Nevus is a congenital pigmented malformation rarely found in the oral mucosa. Around one third of cases located in this anatomical region are of the blue type, a histological variant with considerable tendency to malignancy. This study reports the case of a male patient, chronic smoker, with a blue nevus measuring 5cm in diameter on the hard palate. Since controversy exists in the literature regarding the incisional biopsy of pigmented lesions with malignant or malignant potential, excision without previous biopsy of the lesion was the therapy of choice for this case. The patient was followed-up for two years with no sign of recurrence or malignant transformation.
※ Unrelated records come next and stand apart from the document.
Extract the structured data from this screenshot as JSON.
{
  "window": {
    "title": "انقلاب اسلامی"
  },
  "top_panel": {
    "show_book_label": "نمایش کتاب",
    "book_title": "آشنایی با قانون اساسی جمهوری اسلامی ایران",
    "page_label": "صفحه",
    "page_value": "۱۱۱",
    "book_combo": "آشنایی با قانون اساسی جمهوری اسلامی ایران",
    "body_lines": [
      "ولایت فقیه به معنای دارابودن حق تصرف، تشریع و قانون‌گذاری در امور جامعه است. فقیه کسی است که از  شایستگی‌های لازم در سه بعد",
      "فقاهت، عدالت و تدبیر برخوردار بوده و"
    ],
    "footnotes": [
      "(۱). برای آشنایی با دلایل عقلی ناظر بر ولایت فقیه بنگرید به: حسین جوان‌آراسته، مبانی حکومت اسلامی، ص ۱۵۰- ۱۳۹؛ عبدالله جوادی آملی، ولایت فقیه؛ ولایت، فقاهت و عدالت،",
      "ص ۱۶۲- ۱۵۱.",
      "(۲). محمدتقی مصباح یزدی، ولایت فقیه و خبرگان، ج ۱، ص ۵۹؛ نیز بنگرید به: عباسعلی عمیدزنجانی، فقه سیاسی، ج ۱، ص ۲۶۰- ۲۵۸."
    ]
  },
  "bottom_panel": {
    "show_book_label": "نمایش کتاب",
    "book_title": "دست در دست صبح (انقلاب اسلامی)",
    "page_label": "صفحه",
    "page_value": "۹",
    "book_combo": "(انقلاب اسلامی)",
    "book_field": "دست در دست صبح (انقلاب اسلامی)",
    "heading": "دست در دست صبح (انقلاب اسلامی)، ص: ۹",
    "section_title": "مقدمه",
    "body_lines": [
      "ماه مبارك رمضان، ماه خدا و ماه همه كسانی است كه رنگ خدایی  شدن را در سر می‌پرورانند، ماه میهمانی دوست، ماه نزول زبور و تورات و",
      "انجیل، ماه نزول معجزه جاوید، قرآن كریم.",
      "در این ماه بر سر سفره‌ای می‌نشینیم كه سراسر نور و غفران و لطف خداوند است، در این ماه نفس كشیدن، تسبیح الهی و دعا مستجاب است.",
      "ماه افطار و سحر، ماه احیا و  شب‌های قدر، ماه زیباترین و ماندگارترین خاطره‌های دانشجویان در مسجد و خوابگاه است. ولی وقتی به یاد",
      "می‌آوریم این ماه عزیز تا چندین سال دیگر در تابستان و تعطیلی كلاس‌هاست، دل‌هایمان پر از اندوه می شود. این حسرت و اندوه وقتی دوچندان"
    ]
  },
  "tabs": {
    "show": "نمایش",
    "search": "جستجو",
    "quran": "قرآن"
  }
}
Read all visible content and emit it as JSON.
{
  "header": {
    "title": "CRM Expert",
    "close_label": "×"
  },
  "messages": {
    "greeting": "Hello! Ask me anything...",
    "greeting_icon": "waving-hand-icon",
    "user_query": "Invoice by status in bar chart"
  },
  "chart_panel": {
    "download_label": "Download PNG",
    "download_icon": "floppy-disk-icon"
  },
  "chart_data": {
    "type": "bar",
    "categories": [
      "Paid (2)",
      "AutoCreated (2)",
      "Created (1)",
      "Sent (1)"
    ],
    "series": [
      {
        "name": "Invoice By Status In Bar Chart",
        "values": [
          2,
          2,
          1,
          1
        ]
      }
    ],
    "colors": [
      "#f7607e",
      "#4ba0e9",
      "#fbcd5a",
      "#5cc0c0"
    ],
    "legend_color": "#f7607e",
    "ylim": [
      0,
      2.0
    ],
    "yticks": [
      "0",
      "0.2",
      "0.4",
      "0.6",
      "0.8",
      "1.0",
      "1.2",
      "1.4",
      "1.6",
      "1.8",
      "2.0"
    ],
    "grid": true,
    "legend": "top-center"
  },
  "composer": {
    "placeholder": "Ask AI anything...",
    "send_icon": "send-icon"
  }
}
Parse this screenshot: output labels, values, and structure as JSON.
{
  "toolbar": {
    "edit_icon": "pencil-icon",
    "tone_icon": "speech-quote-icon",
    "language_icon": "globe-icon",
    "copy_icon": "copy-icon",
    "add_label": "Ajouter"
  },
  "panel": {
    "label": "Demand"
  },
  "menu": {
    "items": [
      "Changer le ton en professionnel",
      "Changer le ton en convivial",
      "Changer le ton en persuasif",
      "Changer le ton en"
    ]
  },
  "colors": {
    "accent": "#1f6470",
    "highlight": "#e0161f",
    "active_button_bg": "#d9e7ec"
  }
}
Keywords: Melanins; Nevus, blue; Palate

INTRODUCTION

Nevus is a congenital pigmented malformation commonly encountered in skin. Depending on the location of the nevus cells, the malformation is classified histologically as intradermal, junctional, compound and blue, with the latter presenting a considerable tendency to malignancy. Normally found on the hard palate, the presence of blue nevus in the oral mucosa is nevertheless uncommon. 1 Although the first reports of blue nevus involving the palatal mucosa date back to the 1950s and 1960s, only around 70 cases have been published. 2, 3 Two classical forms were described in these reports: common blue nevus and cellular blue nevus. 4 The present study reports a case of a large blue nevus on the palate and discusses the diagnosis and treatment of this condition.

CASE REPORT

A white 45-year-old male, smoker for 25 years, presented a dark blue spot 5cm in diameter on the hard palate. The spot was asymptomatic and of unknown duration (Figure 1). Panoramic radiographs of the maxilla showed no intra-bone injury. The clinical and radiographic findings suggested blue nevus. Excision without previous biopsy of the lesion was the therapy of choice for this particular case, since there is still some controversy in the literature regarding the incisional biopsy of pigmented lesions with malignant or malignant potential. The resection was performed with electrocautery, preserving the greater palatine artery (Figures 2, 3A and 3B). However, the small bluish pigmentation spots present in the soft palate were not removed given the significant risk of creating a difficult-to-control bucco-nasal communication. A provisional prosthesis was inserted with surgical cement in order to avoid trauma during the healing period, as well as making the postoperative period more comfortable for the patient (Figures 4A and 4B). The specimen removed was sent for histopathological analysis. This revealed the presence of large amounts of thin and elongated melanocytes and dendritic cells in the mucosa, confirming the diagnosis of a common blue nevus subtype (Figures 5A and 5B). The patient was followed up for two years with no signs of recurrence (Figure 6).








DISCUSSION

The blue nevus is typically identified between the third and fifth decades of life, although a report dating back to the 1990s describes the problem in the palatal region of an 11-year-old child. 5 Blue nevus tends to affect more women than men (male to female ratio of 1:1.5). 1.6 Around two-thirds of all cases occur in the hard palate, followed by the cheek mucosa. 6.7 Our case coincides with information in the literature regarding patient age and location but not the sex ratio data.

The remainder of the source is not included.